One of the blogs that I tend to click on often had a post reviewing some recent articles on sex written by Evangelicals, including an article on Domestic Discipline in which the blogger dismissed it as giving men the right to beat their wives.
I gulped. Sort of tensed up as if I’d been caught doing something naughty.
Now, she separated it from kinky, consensual stuff like BDSM, which she had no problem with (phew!). And while she usually finds their prudishness unrealistic at best, she applauded a conservative Christian site, The Marriage Bed, which provided a detailed rebuttle to those who use the Bible to defend Domestic Discipline. I clicked on the link and read the following:
DDers rest their case very heavily on arguments that explain the authority/submission structure of the home. They stress the need for the husband and wife to take their roles in obedience to God’s Word. So far, so good, but then they make a rather large intellectual leap in giving the husband the responsibility of "motivating" his wife to mature and grow through the use of domestic discipline. There are often strong implications that if you are truly submitted you will see DD as relevant and biblical, while those who reject DD are somehow being rebellious, or are immature in their understanding of submission and authority.

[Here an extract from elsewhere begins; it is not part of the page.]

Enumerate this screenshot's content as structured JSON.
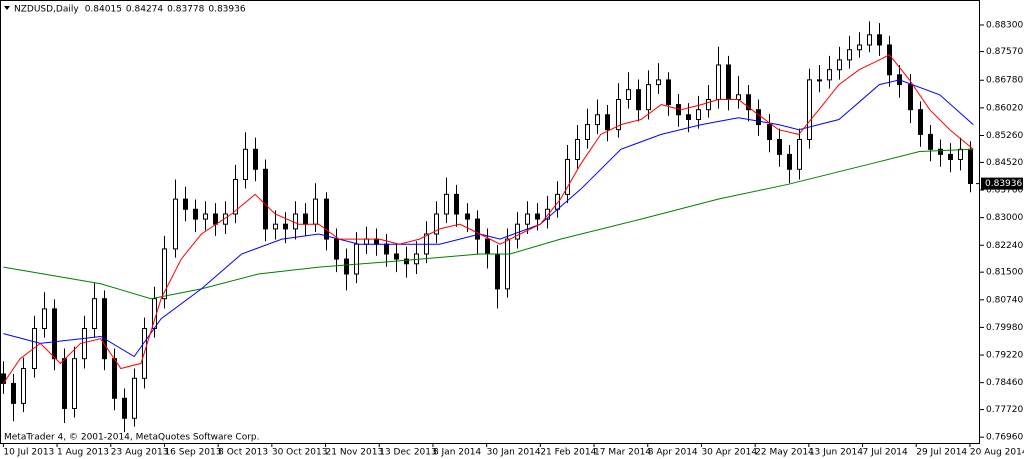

While I disagree strongly with the whole "need for the husband and wife to take their roles in obedience to God’s Word," I found myself pleasantly surprised as I read this husband and wife, who believe in the whole "head of the household" thing, completely shatter any arguments from the Bible those Christian DDers use to justify spanking their wives/girlfrieds, etc. And at some points the wife almost sounds like a feminist:
I must also say that the number of women that I know who are walking mature, godly, and submitted lives without DD, makes DD seem unneeded at best…Another serious problem with the DD philosophy is that if women need this kind of discipline, how do teens, singles and widows get what they need? The extension of this philosophy gets frightening pretty quick. Why would God meet this "need" in marriage and leave the rest without the "help" that they need? Or maybe fathers should discipline their girls until they are married, and singles/widows should be disciplined by the elders? Yikes!
The husband did more of a verse by verse analysis of the "Bible demands DD" argument. I think one of his concerns, however, is really the crux of the issue:
It is also our belief that some are using DD to legitimize sexual fetishes. Desiring spanking may be wrong in their minds, so giving it "biblical validity" makes spanking OK. It is also a legitimized outlet for those who emotionally need to dominate/punish or be dominated/punished.

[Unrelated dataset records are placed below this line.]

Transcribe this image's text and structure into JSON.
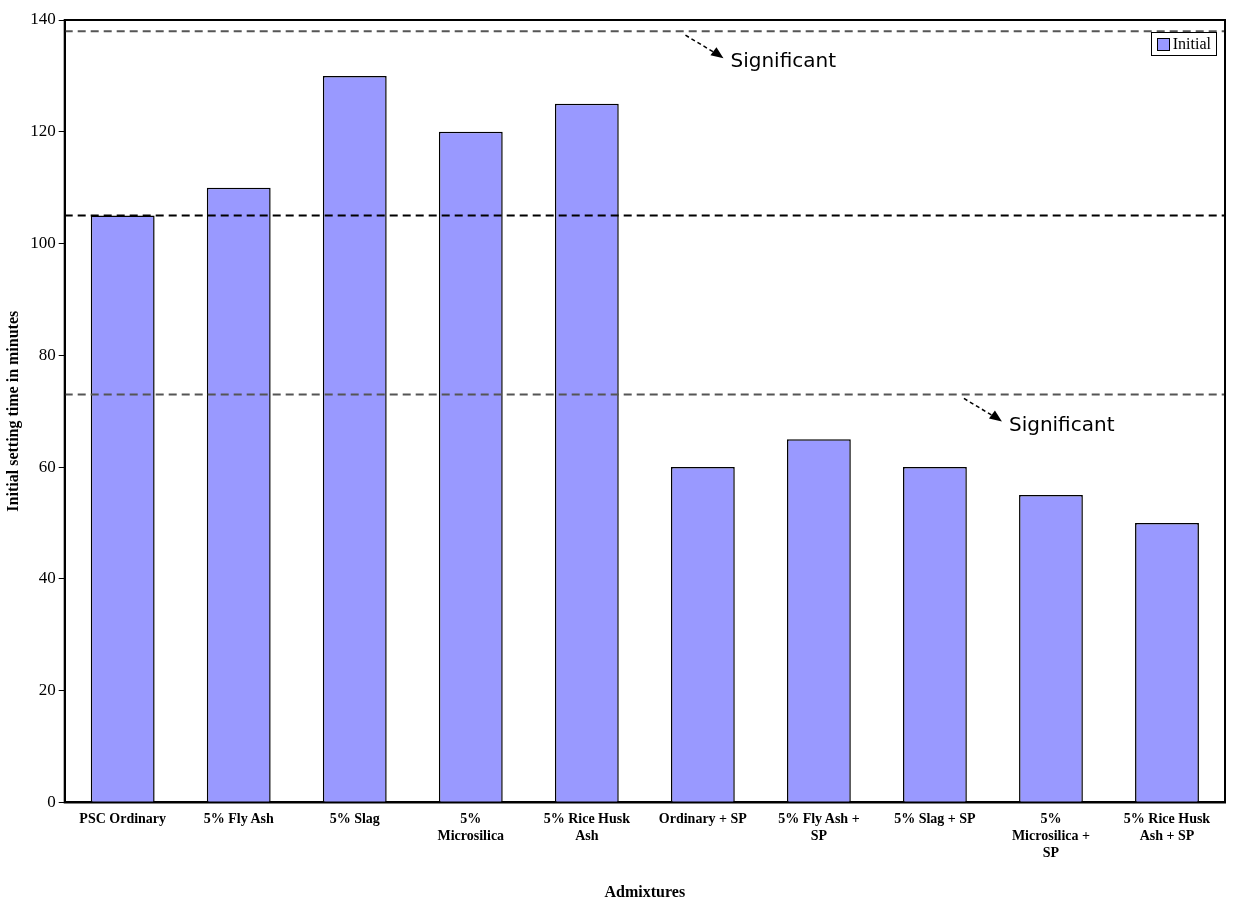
{
  "chart_data": {
    "type": "bar",
    "xlabel": "Admixtures",
    "ylabel": "Initial setting time in minutes",
    "categories": [
      "PSC Ordinary",
      "5% Fly Ash",
      "5% Slag",
      "5% Microsilica",
      "5% Rice Husk Ash",
      "Ordinary + SP",
      "5% Fly Ash + SP",
      "5% Slag + SP",
      "5% Microsilica + SP",
      "5% Rice Husk Ash + SP"
    ],
    "series": [
      {
        "name": "Initial",
        "color": "#9999ff",
        "values": [
          105,
          110,
          130,
          120,
          125,
          60,
          65,
          60,
          55,
          50
        ]
      }
    ],
    "ylim": [
      0,
      140
    ],
    "yticks": [
      0,
      20,
      40,
      60,
      80,
      100,
      120,
      140
    ],
    "grid": false,
    "legend": "top right",
    "ref_lines": [
      {
        "axis": "y",
        "value": 138,
        "label": "Significant",
        "color": "#555555",
        "line_style": "dashed"
      },
      {
        "axis": "y",
        "value": 105,
        "color": "#000000",
        "line_style": "dashed"
      },
      {
        "axis": "y",
        "value": 73,
        "label": "Significant",
        "color": "#555555",
        "line_style": "dashed"
      }
    ]
  }
}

There’s nothing in the Bible that says sexual fetishes are wrong. And there’s certainly nothing in the Bible that says spanking your wife or girlfriend is ordained by God. Being a spanko is just part of who you are. And should be part of who your wife or girlfriend is too if spanking is a part of your relationship.

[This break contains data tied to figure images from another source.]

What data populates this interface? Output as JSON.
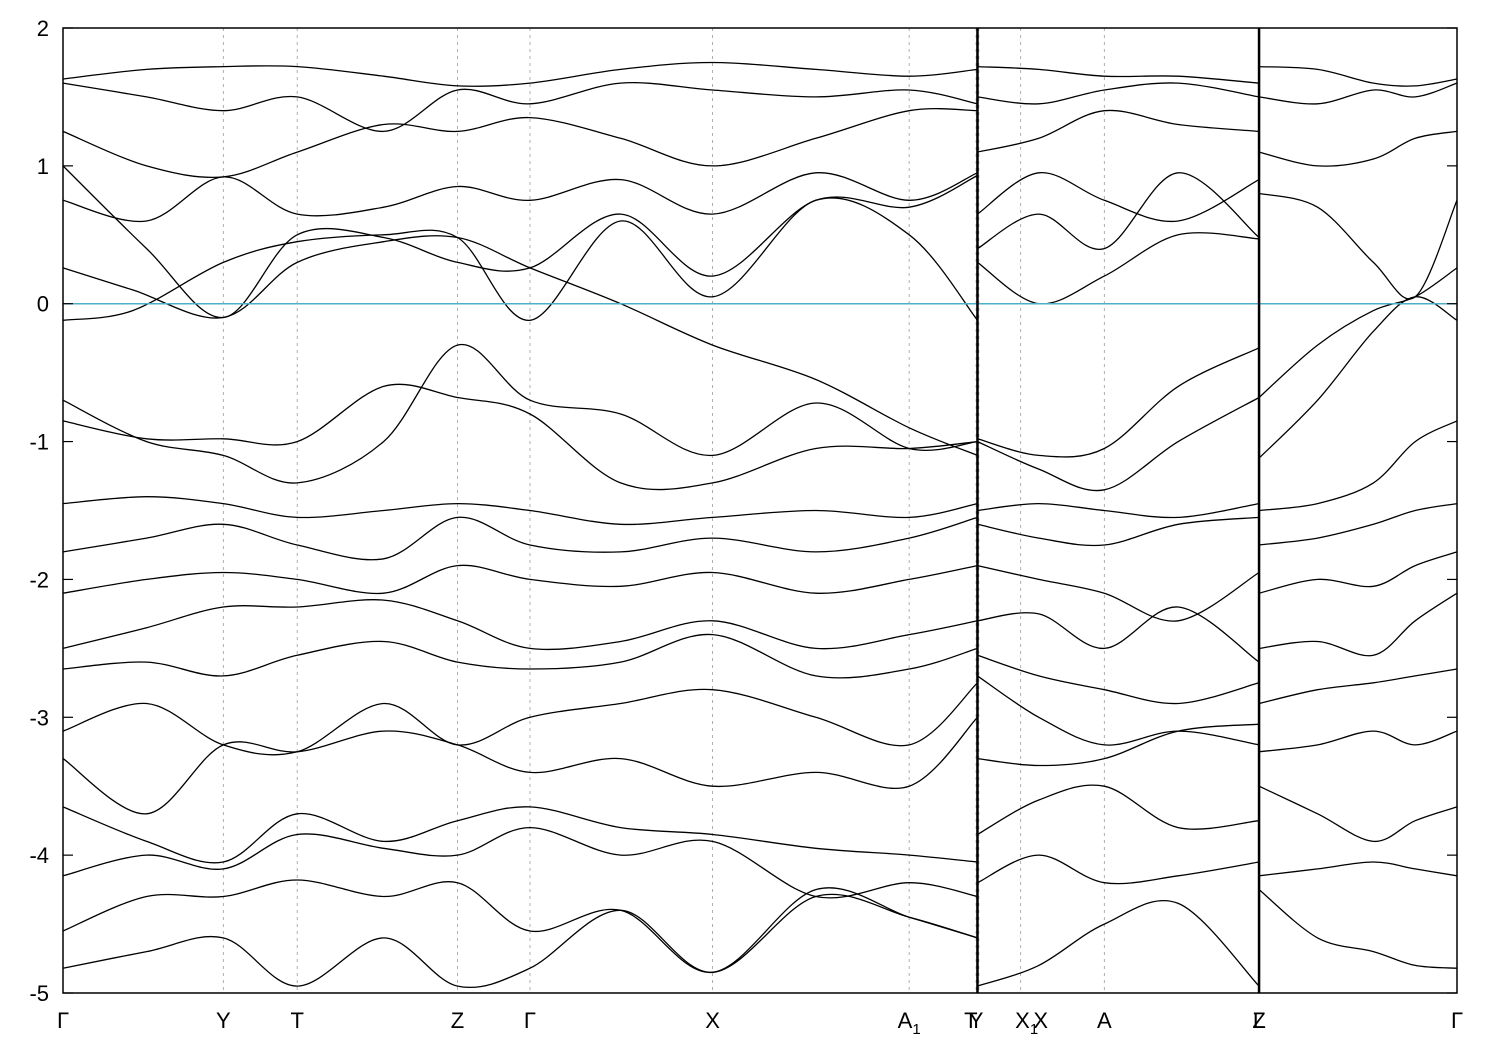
{
  "chart_data": {
    "type": "line",
    "title": "",
    "xlabel": "",
    "ylabel": "",
    "ylim": [
      -5,
      2
    ],
    "yticks": [
      -5,
      -4,
      -3,
      -2,
      -1,
      0,
      1,
      2
    ],
    "fermi_level": 0,
    "colors": {
      "bands": "#000000",
      "fermi": "#4bafc8",
      "grid": "#9a9a9a"
    },
    "grid": "vertical dashed at high-symmetry points",
    "path_length": 10,
    "kpoints": [
      {
        "label": "Γ",
        "sub": "",
        "x": 0.0
      },
      {
        "label": "Y",
        "sub": "",
        "x": 1.15
      },
      {
        "label": "T",
        "sub": "",
        "x": 1.68
      },
      {
        "label": "Z",
        "sub": "",
        "x": 2.83
      },
      {
        "label": "Γ",
        "sub": "",
        "x": 3.35
      },
      {
        "label": "X",
        "sub": "",
        "x": 4.66
      },
      {
        "label": "A",
        "sub": "1",
        "x": 6.07
      },
      {
        "label": "Y",
        "sub": "",
        "x": 6.55
      },
      {
        "label": "T",
        "sub": "",
        "x": 6.57
      },
      {
        "label": "X",
        "sub": "1",
        "x": 6.87
      },
      {
        "label": "X",
        "sub": "",
        "x": 6.87
      },
      {
        "label": "A",
        "sub": "",
        "x": 7.47
      },
      {
        "label": "Z",
        "sub": "",
        "x": 8.58
      },
      {
        "label": "L",
        "sub": "",
        "x": 8.58
      },
      {
        "label": "Γ",
        "sub": "",
        "x": 10.0
      }
    ],
    "segment_breaks": [
      6.56,
      8.58
    ],
    "bands": [
      {
        "x": [
          0,
          0.5,
          1.15,
          1.68,
          2.3,
          2.83,
          3.35,
          4.0,
          4.66,
          5.4,
          6.07,
          6.56
        ],
        "y": [
          0.26,
          0.1,
          -0.1,
          0.3,
          0.45,
          0.48,
          0.26,
          0.0,
          -0.3,
          -0.55,
          -0.9,
          -1.1
        ]
      },
      {
        "x": [
          0,
          0.5,
          1.15,
          1.68,
          2.3,
          2.83,
          3.35,
          4.0,
          4.66,
          5.4,
          6.07,
          6.56
        ],
        "y": [
          -0.12,
          -0.05,
          0.3,
          0.45,
          0.5,
          0.48,
          -0.12,
          0.6,
          0.05,
          0.75,
          0.5,
          -0.12
        ]
      },
      {
        "x": [
          0,
          0.6,
          1.15,
          1.68,
          2.3,
          2.83,
          3.35,
          4.0,
          4.66,
          5.4,
          6.07,
          6.56
        ],
        "y": [
          1.0,
          0.4,
          -0.1,
          0.5,
          0.48,
          0.3,
          0.26,
          0.65,
          0.2,
          0.75,
          0.7,
          0.93
        ]
      },
      {
        "x": [
          0,
          0.6,
          1.15,
          1.68,
          2.3,
          2.83,
          3.35,
          4.0,
          4.66,
          5.4,
          6.07,
          6.56
        ],
        "y": [
          -0.7,
          -1.0,
          -1.1,
          -1.3,
          -1.0,
          -0.3,
          -0.7,
          -0.8,
          -1.1,
          -0.72,
          -1.05,
          -1.0
        ]
      },
      {
        "x": [
          0,
          0.6,
          1.15,
          1.68,
          2.3,
          2.83,
          3.35,
          4.0,
          4.66,
          5.4,
          6.07,
          6.56
        ],
        "y": [
          -0.85,
          -0.98,
          -0.98,
          -1.0,
          -0.6,
          -0.68,
          -0.8,
          -1.3,
          -1.3,
          -1.05,
          -1.05,
          -1.0
        ]
      },
      {
        "x": [
          0,
          0.6,
          1.15,
          1.68,
          2.3,
          2.83,
          3.35,
          4.0,
          4.66,
          5.4,
          6.07,
          6.56
        ],
        "y": [
          -1.45,
          -1.4,
          -1.45,
          -1.55,
          -1.5,
          -1.45,
          -1.5,
          -1.6,
          -1.55,
          -1.5,
          -1.55,
          -1.45
        ]
      },
      {
        "x": [
          0,
          0.6,
          1.15,
          1.68,
          2.3,
          2.83,
          3.35,
          4.0,
          4.66,
          5.4,
          6.07,
          6.56
        ],
        "y": [
          -1.8,
          -1.7,
          -1.6,
          -1.75,
          -1.85,
          -1.55,
          -1.75,
          -1.8,
          -1.7,
          -1.8,
          -1.7,
          -1.55
        ]
      },
      {
        "x": [
          0,
          0.6,
          1.15,
          1.68,
          2.3,
          2.83,
          3.35,
          4.0,
          4.66,
          5.4,
          6.07,
          6.56
        ],
        "y": [
          -2.1,
          -2.0,
          -1.95,
          -2.0,
          -2.1,
          -1.9,
          -2.0,
          -2.05,
          -1.95,
          -2.1,
          -2.0,
          -1.9
        ]
      },
      {
        "x": [
          0,
          0.6,
          1.15,
          1.68,
          2.3,
          2.83,
          3.35,
          4.0,
          4.66,
          5.4,
          6.07,
          6.56
        ],
        "y": [
          -2.5,
          -2.35,
          -2.2,
          -2.2,
          -2.15,
          -2.3,
          -2.5,
          -2.45,
          -2.3,
          -2.5,
          -2.4,
          -2.3
        ]
      },
      {
        "x": [
          0,
          0.6,
          1.15,
          1.68,
          2.3,
          2.83,
          3.35,
          4.0,
          4.66,
          5.4,
          6.07,
          6.56
        ],
        "y": [
          -2.65,
          -2.6,
          -2.7,
          -2.55,
          -2.45,
          -2.6,
          -2.65,
          -2.6,
          -2.4,
          -2.7,
          -2.65,
          -2.5
        ]
      },
      {
        "x": [
          0,
          0.6,
          1.15,
          1.68,
          2.3,
          2.83,
          3.35,
          4.0,
          4.66,
          5.4,
          6.07,
          6.56
        ],
        "y": [
          -3.1,
          -2.9,
          -3.2,
          -3.25,
          -2.9,
          -3.2,
          -3.0,
          -2.9,
          -2.8,
          -3.0,
          -3.2,
          -2.75
        ]
      },
      {
        "x": [
          0,
          0.6,
          1.15,
          1.68,
          2.3,
          2.83,
          3.35,
          4.0,
          4.66,
          5.4,
          6.07,
          6.56
        ],
        "y": [
          -3.3,
          -3.7,
          -3.2,
          -3.25,
          -3.1,
          -3.2,
          -3.4,
          -3.3,
          -3.5,
          -3.4,
          -3.5,
          -3.0
        ]
      },
      {
        "x": [
          0,
          0.6,
          1.15,
          1.68,
          2.3,
          2.83,
          3.35,
          4.0,
          4.66,
          5.4,
          6.07,
          6.56
        ],
        "y": [
          -3.65,
          -3.9,
          -4.05,
          -3.7,
          -3.9,
          -3.75,
          -3.65,
          -3.8,
          -3.85,
          -3.95,
          -4.0,
          -4.05
        ]
      },
      {
        "x": [
          0,
          0.6,
          1.15,
          1.68,
          2.3,
          2.83,
          3.35,
          4.0,
          4.66,
          5.4,
          6.07,
          6.56
        ],
        "y": [
          -4.15,
          -4.0,
          -4.1,
          -3.85,
          -3.95,
          -4.0,
          -3.8,
          -4.0,
          -3.9,
          -4.3,
          -4.2,
          -4.3
        ]
      },
      {
        "x": [
          0,
          0.6,
          1.15,
          1.68,
          2.3,
          2.83,
          3.35,
          4.0,
          4.66,
          5.4,
          6.07,
          6.56
        ],
        "y": [
          -4.55,
          -4.3,
          -4.3,
          -4.18,
          -4.3,
          -4.2,
          -4.55,
          -4.4,
          -4.85,
          -4.25,
          -4.45,
          -4.6
        ]
      },
      {
        "x": [
          0,
          0.6,
          1.15,
          1.68,
          2.3,
          2.83,
          3.35,
          4.0,
          4.66,
          5.4,
          6.07,
          6.56
        ],
        "y": [
          -4.82,
          -4.7,
          -4.6,
          -4.95,
          -4.6,
          -4.95,
          -4.82,
          -4.4,
          -4.85,
          -4.3,
          -4.45,
          -4.6
        ]
      },
      {
        "x": [
          0,
          0.6,
          1.15,
          1.68,
          2.3,
          2.83,
          3.35,
          4.0,
          4.66,
          5.4,
          6.07,
          6.56
        ],
        "y": [
          0.75,
          0.6,
          0.92,
          0.65,
          0.7,
          0.85,
          0.75,
          0.9,
          0.65,
          0.95,
          0.75,
          0.95
        ]
      },
      {
        "x": [
          0,
          0.6,
          1.15,
          1.68,
          2.3,
          2.83,
          3.35,
          4.0,
          4.66,
          5.4,
          6.07,
          6.56
        ],
        "y": [
          1.25,
          1.0,
          0.92,
          1.1,
          1.3,
          1.25,
          1.35,
          1.2,
          1.0,
          1.2,
          1.4,
          1.4
        ]
      },
      {
        "x": [
          0,
          0.6,
          1.15,
          1.68,
          2.3,
          2.83,
          3.35,
          4.0,
          4.66,
          5.4,
          6.07,
          6.56
        ],
        "y": [
          1.6,
          1.5,
          1.4,
          1.5,
          1.25,
          1.55,
          1.45,
          1.6,
          1.55,
          1.5,
          1.55,
          1.45
        ]
      },
      {
        "x": [
          0,
          0.6,
          1.15,
          1.68,
          2.3,
          2.83,
          3.35,
          4.0,
          4.66,
          5.4,
          6.07,
          6.56
        ],
        "y": [
          1.63,
          1.7,
          1.72,
          1.72,
          1.65,
          1.58,
          1.6,
          1.7,
          1.75,
          1.7,
          1.65,
          1.7
        ]
      },
      {
        "x": [
          6.56,
          7.0,
          7.47,
          8.0,
          8.58
        ],
        "y": [
          0.3,
          0.0,
          0.2,
          0.5,
          0.47
        ]
      },
      {
        "x": [
          6.56,
          7.0,
          7.47,
          8.0,
          8.58
        ],
        "y": [
          0.4,
          0.65,
          0.4,
          0.95,
          0.48
        ]
      },
      {
        "x": [
          6.56,
          7.0,
          7.47,
          8.0,
          8.58
        ],
        "y": [
          0.65,
          0.95,
          0.75,
          0.6,
          0.9
        ]
      },
      {
        "x": [
          6.56,
          7.0,
          7.47,
          8.0,
          8.58
        ],
        "y": [
          1.1,
          1.2,
          1.4,
          1.3,
          1.25
        ]
      },
      {
        "x": [
          6.56,
          7.0,
          7.47,
          8.0,
          8.58
        ],
        "y": [
          1.5,
          1.45,
          1.55,
          1.6,
          1.5
        ]
      },
      {
        "x": [
          6.56,
          7.0,
          7.47,
          8.0,
          8.58
        ],
        "y": [
          1.72,
          1.7,
          1.65,
          1.65,
          1.6
        ]
      },
      {
        "x": [
          6.56,
          7.0,
          7.47,
          8.0,
          8.58
        ],
        "y": [
          -0.98,
          -1.1,
          -1.05,
          -0.6,
          -0.32
        ]
      },
      {
        "x": [
          6.56,
          7.0,
          7.47,
          8.0,
          8.58
        ],
        "y": [
          -1.0,
          -1.2,
          -1.35,
          -1.0,
          -0.68
        ]
      },
      {
        "x": [
          6.56,
          7.0,
          7.47,
          8.0,
          8.58
        ],
        "y": [
          -1.5,
          -1.45,
          -1.5,
          -1.55,
          -1.45
        ]
      },
      {
        "x": [
          6.56,
          7.0,
          7.47,
          8.0,
          8.58
        ],
        "y": [
          -1.6,
          -1.7,
          -1.75,
          -1.6,
          -1.55
        ]
      },
      {
        "x": [
          6.56,
          7.0,
          7.47,
          8.0,
          8.58
        ],
        "y": [
          -1.9,
          -2.0,
          -2.1,
          -2.3,
          -1.95
        ]
      },
      {
        "x": [
          6.56,
          7.0,
          7.47,
          8.0,
          8.58
        ],
        "y": [
          -2.3,
          -2.25,
          -2.5,
          -2.2,
          -2.6
        ]
      },
      {
        "x": [
          6.56,
          7.0,
          7.47,
          8.0,
          8.58
        ],
        "y": [
          -2.55,
          -2.7,
          -2.8,
          -2.9,
          -2.75
        ]
      },
      {
        "x": [
          6.56,
          7.0,
          7.47,
          8.0,
          8.58
        ],
        "y": [
          -2.7,
          -3.0,
          -3.2,
          -3.1,
          -3.2
        ]
      },
      {
        "x": [
          6.56,
          7.0,
          7.47,
          8.0,
          8.58
        ],
        "y": [
          -3.3,
          -3.35,
          -3.3,
          -3.1,
          -3.05
        ]
      },
      {
        "x": [
          6.56,
          7.0,
          7.47,
          8.0,
          8.58
        ],
        "y": [
          -3.85,
          -3.6,
          -3.5,
          -3.8,
          -3.75
        ]
      },
      {
        "x": [
          6.56,
          7.0,
          7.47,
          8.0,
          8.58
        ],
        "y": [
          -4.2,
          -4.0,
          -4.2,
          -4.15,
          -4.05
        ]
      },
      {
        "x": [
          6.56,
          7.0,
          7.47,
          8.0,
          8.58
        ],
        "y": [
          -4.95,
          -4.8,
          -4.5,
          -4.35,
          -4.95
        ]
      },
      {
        "x": [
          8.58,
          9.0,
          9.4,
          9.7,
          10.0
        ],
        "y": [
          -0.68,
          -0.3,
          -0.05,
          0.05,
          0.26
        ]
      },
      {
        "x": [
          8.58,
          9.0,
          9.4,
          9.7,
          10.0
        ],
        "y": [
          -1.12,
          -0.7,
          -0.2,
          0.05,
          -0.12
        ]
      },
      {
        "x": [
          8.58,
          9.0,
          9.4,
          9.7,
          10.0
        ],
        "y": [
          0.8,
          0.7,
          0.3,
          0.05,
          0.75
        ]
      },
      {
        "x": [
          8.58,
          9.0,
          9.4,
          9.7,
          10.0
        ],
        "y": [
          -1.5,
          -1.45,
          -1.3,
          -1.0,
          -0.85
        ]
      },
      {
        "x": [
          8.58,
          9.0,
          9.4,
          9.7,
          10.0
        ],
        "y": [
          -1.75,
          -1.7,
          -1.6,
          -1.5,
          -1.45
        ]
      },
      {
        "x": [
          8.58,
          9.0,
          9.4,
          9.7,
          10.0
        ],
        "y": [
          -2.1,
          -2.0,
          -2.05,
          -1.9,
          -1.8
        ]
      },
      {
        "x": [
          8.58,
          9.0,
          9.4,
          9.7,
          10.0
        ],
        "y": [
          -2.5,
          -2.45,
          -2.55,
          -2.3,
          -2.1
        ]
      },
      {
        "x": [
          8.58,
          9.0,
          9.4,
          9.7,
          10.0
        ],
        "y": [
          -2.9,
          -2.8,
          -2.75,
          -2.7,
          -2.65
        ]
      },
      {
        "x": [
          8.58,
          9.0,
          9.4,
          9.7,
          10.0
        ],
        "y": [
          -3.25,
          -3.2,
          -3.1,
          -3.2,
          -3.1
        ]
      },
      {
        "x": [
          8.58,
          9.0,
          9.4,
          9.7,
          10.0
        ],
        "y": [
          -3.5,
          -3.7,
          -3.9,
          -3.75,
          -3.65
        ]
      },
      {
        "x": [
          8.58,
          9.0,
          9.4,
          9.7,
          10.0
        ],
        "y": [
          -4.15,
          -4.1,
          -4.05,
          -4.1,
          -4.15
        ]
      },
      {
        "x": [
          8.58,
          9.0,
          9.4,
          9.7,
          10.0
        ],
        "y": [
          -4.25,
          -4.6,
          -4.7,
          -4.8,
          -4.82
        ]
      },
      {
        "x": [
          8.58,
          9.0,
          9.4,
          9.7,
          10.0
        ],
        "y": [
          1.1,
          1.0,
          1.05,
          1.2,
          1.25
        ]
      },
      {
        "x": [
          8.58,
          9.0,
          9.4,
          9.7,
          10.0
        ],
        "y": [
          1.5,
          1.45,
          1.55,
          1.5,
          1.6
        ]
      },
      {
        "x": [
          8.58,
          9.0,
          9.4,
          9.7,
          10.0
        ],
        "y": [
          1.72,
          1.7,
          1.6,
          1.58,
          1.63
        ]
      }
    ]
  }
}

So go ahead and spank or be spanked. But leave the Bible and all those arguements about correcting her "feminine misbehavior" out of it.
At least, that’s what I do. Yet, I’m beginning to appreciate that there are those for whom the narrative of biblical mandate or, rather, biblical "flavor" perhaps, works better. Believing in the "head of household" and designating biblical roles is more comforting, more natural than my own narrative of genderlessness and choice.
Is it wrong for them to do that? If a woman feels that she is empowering herself by submitting to her husband as she believes God wants her to, should I discourage her? Is it a matter of "your kink is not my kink" or is it more dangerous?